Bali, 29 Agustus 2024 – Pembangunan ekonomi Asia Tenggara diperkirakan akan meningkat tiga kali lipat dari USD 3,1 triliun pada tahun 2021 menjadi USD 10,5 triliun pada tahun 2050 (GECF, 2023).Sebagai penggerak pembangunan, sektor energi memainkan peran penting, namun sayangnya bahan bakar fosil tetap menjadi hal penting dalam Rencana Aksi ASEAN untuk Kerja Sama Energi (APAEC).
Jika tidak ada perubahan kebijakan substansial dalam transisi energi yang diterapkan, ketergantungan ASEAN pada bahan bakar fosil akan menyebabkan emisi sebesar 2,70 GtCO2e pada tahun 2050 (ACE, 2022). Emisi ini dapat mengakibatkan kerugian ekonomi dan non-ekonomi, serta peningkatan dampak perubahan iklim di kawasan tersebut. Diperkirakan juga a pada tahun 2050, ASEAN mungkin mengalami penurunan produk domestik bruto (PDB) sebesar 35% sebagai akibat dari krisis iklim (Renault et al, 2021). Dengan demikian, kebijakan iklim dan energi yang diterapkan oleh Negara Anggota ASEAN akan secara signifikan mempengaruhi komposisi energi masa depan dan emisi gas rumah kaca di kawasan tersebut.
Pendekatan diplomatik ASEAN yang bercirikan prinsip non-intrusif menimbulkan tantangan dalam pelaksanaan upaya kolektif regional karena terbatasnya kewenangan governing body untuk mengatur kebijakan internal masing-masing negara. Oleh karena itu, Fabby Tumiwa, Direktur Eksekutif IESR, menjelaskan bahwa dari tantangan diplomatik tersebut bisa menjadi kesempatan untuk koalisi ini untuk mendorong target nol emisi yang lebih ambisius di negara-negara anggota ASEAN karena hal tersebut akan memperkuat posisi Asia Tenggara dalam upaya global untuk mengurangi emisi karbon.

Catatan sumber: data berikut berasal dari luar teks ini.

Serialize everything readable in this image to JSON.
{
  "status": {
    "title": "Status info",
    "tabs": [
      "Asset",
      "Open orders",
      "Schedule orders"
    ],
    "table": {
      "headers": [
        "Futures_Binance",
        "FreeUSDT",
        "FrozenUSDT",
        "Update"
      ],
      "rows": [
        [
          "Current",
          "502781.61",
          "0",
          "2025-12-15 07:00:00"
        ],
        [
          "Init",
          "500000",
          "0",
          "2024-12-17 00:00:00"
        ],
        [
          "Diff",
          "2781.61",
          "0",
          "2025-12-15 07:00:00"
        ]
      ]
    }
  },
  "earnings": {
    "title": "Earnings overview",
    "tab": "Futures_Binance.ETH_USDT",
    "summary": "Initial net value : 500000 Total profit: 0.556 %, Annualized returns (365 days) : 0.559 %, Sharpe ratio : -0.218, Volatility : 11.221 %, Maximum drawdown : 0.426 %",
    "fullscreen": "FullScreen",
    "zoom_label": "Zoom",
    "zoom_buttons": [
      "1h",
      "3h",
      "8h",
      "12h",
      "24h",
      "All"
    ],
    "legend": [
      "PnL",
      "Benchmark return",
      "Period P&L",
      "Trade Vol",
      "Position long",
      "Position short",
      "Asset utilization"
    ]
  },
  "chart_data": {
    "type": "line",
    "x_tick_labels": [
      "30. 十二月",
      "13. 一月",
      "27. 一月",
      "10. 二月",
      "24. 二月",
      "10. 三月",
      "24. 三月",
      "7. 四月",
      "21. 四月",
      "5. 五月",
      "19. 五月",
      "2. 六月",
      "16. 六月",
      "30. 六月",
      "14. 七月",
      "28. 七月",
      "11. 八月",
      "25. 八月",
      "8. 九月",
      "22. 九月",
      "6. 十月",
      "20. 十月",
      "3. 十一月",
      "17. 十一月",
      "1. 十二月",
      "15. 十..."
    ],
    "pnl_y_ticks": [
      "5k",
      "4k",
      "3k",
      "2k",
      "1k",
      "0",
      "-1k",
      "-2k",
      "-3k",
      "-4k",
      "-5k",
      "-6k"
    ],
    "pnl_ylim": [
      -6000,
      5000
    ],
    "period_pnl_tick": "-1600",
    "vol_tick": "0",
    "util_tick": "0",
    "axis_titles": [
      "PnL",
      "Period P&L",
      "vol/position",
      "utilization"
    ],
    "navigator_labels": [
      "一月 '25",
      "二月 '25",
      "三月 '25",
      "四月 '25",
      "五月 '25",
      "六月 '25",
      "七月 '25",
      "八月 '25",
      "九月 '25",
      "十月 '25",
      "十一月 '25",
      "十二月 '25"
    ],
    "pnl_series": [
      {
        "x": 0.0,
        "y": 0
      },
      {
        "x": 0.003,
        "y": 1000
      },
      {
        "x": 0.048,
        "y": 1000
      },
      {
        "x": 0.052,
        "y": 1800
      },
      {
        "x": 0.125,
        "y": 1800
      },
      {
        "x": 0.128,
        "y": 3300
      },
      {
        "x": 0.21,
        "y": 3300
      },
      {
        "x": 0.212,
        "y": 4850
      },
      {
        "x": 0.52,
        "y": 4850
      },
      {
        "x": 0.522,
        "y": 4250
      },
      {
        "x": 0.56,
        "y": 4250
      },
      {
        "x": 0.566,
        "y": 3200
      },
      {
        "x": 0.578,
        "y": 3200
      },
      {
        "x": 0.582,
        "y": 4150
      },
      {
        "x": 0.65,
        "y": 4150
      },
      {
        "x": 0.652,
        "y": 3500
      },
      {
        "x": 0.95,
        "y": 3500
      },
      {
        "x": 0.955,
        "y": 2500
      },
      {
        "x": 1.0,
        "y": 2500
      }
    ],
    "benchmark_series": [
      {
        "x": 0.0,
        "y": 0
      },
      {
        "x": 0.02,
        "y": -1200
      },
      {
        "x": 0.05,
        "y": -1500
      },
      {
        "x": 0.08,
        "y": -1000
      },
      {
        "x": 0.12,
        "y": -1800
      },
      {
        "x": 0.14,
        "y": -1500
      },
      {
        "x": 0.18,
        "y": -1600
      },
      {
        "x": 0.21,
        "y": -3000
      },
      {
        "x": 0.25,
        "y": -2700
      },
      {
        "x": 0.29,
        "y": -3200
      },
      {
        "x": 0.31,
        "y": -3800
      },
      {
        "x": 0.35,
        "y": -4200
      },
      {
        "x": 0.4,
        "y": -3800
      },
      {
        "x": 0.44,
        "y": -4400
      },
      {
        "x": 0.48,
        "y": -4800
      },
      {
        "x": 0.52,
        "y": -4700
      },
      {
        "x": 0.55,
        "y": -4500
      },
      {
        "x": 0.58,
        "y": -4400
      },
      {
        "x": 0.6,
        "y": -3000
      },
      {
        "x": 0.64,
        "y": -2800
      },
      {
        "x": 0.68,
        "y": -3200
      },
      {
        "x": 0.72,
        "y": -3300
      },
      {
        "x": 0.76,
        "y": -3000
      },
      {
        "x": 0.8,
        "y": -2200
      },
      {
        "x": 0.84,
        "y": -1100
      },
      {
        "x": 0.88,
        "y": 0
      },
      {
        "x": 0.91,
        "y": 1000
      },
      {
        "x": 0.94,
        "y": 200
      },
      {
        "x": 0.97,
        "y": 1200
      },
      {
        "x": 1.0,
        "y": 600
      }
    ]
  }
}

“Inisiatif Southeast Asia Energy Transition Coalition (SETC) menjadi peluang bagi kawasan Asia Tenggarauntuk mempromosikan target nol bersih yang lebih ambisius di masing-masing negara mitra koalisi ini. Kerja kolaboratif ini berasal dari lembaga pemikir dan organisasi masyarakat sipil dari Malaysia, Singapura, Thailand, Kamboja, Filipina, dan Indonesia. e Lembaga-lembaga yang tergabung dalam koaliis ini merupakan aktor yang berpengaruh di negara-negara tersebut, koalisi ini dapat merangkul kebijakan lokal untuk mempercepat upaya bersama kita dalam transisi energi,” kata Fabby.
Titik leverage ini, juga disebutkan oleh Benjamin Cashore, Direktur Institute for Environment and Sustainability (IES) – Lee Kuan Yew School of Public Policy, NUS, mengatakan bahwa lavarage tingkat mikro yang inovatif akan berdampak untuk membuat perubahan tingkat makro (Cashore, 2021).

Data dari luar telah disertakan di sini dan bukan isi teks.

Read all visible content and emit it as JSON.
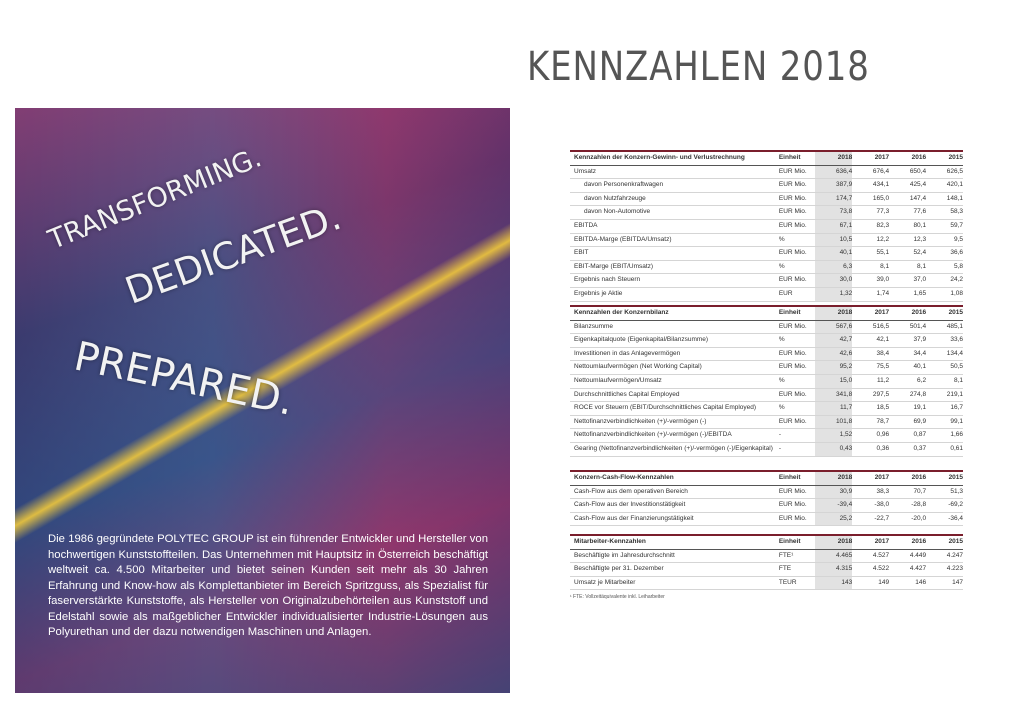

“Kolaborasi regional dalam inisiatif ini, jelas dapat menjadi praktik terbaik dari tindakan inovatif tingkat mikro yang akan menguntungkan perubahan tingkat makro,” kata Marilistya Citraningrum, Manajer Program Akses Energi Berkelanjutan IESR.
Koalisi anggota, yang telah berkontribusi pada kebijakan transisi energi negara tersebut, telah sepakat bahwa rencana kerja koalisi yang akan datang ini akan menguntungkan kawasan tersebut dengan berfungsi sebagai kendaraan strategis untuk mendukung kepemimpinan transisi energi Asia Tenggara dan memajukan transisi energi.
Akhirnya, keberadaan SETC diharapkan untuk dapat mempromosikan Asia Tenggara menjadi pemimpin iklim di dunia dan dapat menjadi kawasan kuat yang secara aktif mengurangi emisinya, karena koalisi ini memiliki identitas sebagai enabler dan katalisator di Asia Tenggara.